Book-bot.com - read famous books online for free

Crayon and Character: Truth Made Clear Through Eye and Ear - Or, Ten-Minute Talks with Colored Chalks by J. Griswold
page 32 of 227 (14%)

~~The Talk.~~

"Some people trust to luck to carry them through the world. Like
Dickens' Micawber, they're 'always waiting for something to turn up.'
I have heard of a man who was so pleased at finding a big horseshoe
that he placed it over his bedroom door. The next morning, as he
closed the door, he jarred the horseshoe from its place and it fell
and struck him such a blow on the head that he was in the hospital for
a week. Such results as this are likely to come when we depend upon
luck.
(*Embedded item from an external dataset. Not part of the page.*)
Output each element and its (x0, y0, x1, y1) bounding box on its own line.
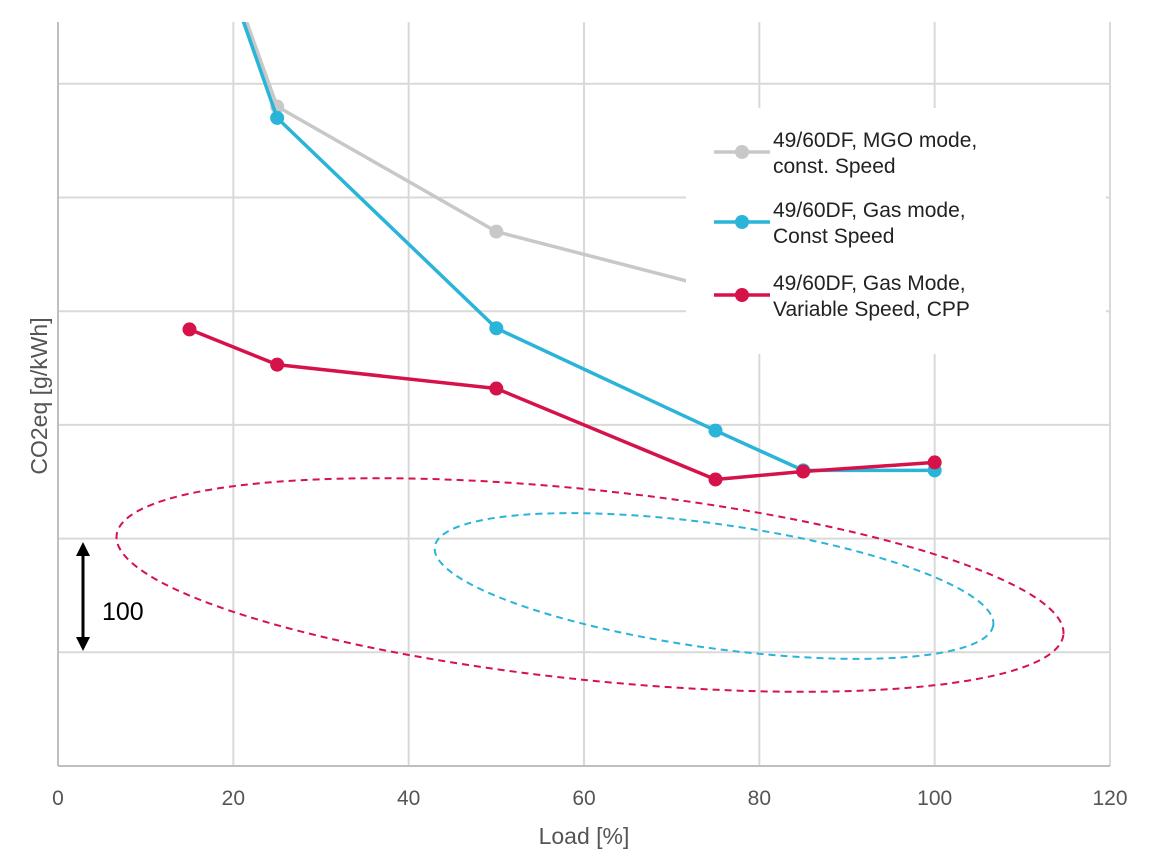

Let us remember that luck never figures in God's calculations.

"I have seen people looking for something like this in their front
yards. [Quickly draw the outlines of the four-leaf clover in black,
and fill in the outlines with broad sweeps of green. With black, trace
the veins lightly, and then put in the letters to spell 'Luck.' This
completes Fig. 13.] What is it? Yes, a four-leaf clover. And when I
saw them looking for it, I thought that they could have been doing a
great deal more good by pulling the weeds in their back yards.

[Illustration: Fig. 13]

"But today we shall talk about a boy who never depended upon luck at
all. This boy had a pair of sharp eyes, and whenever he saw anything
to do, he did it. His name was Benjamin Franklin. Did you ever hear of
him? Yes, I thought so. This boy worked for his older brother in a
printing office in Boston, but the brother used to flog him and treat
him roughly. Benjamin knew that they could never get along well
together, so he went away to Philadelphia.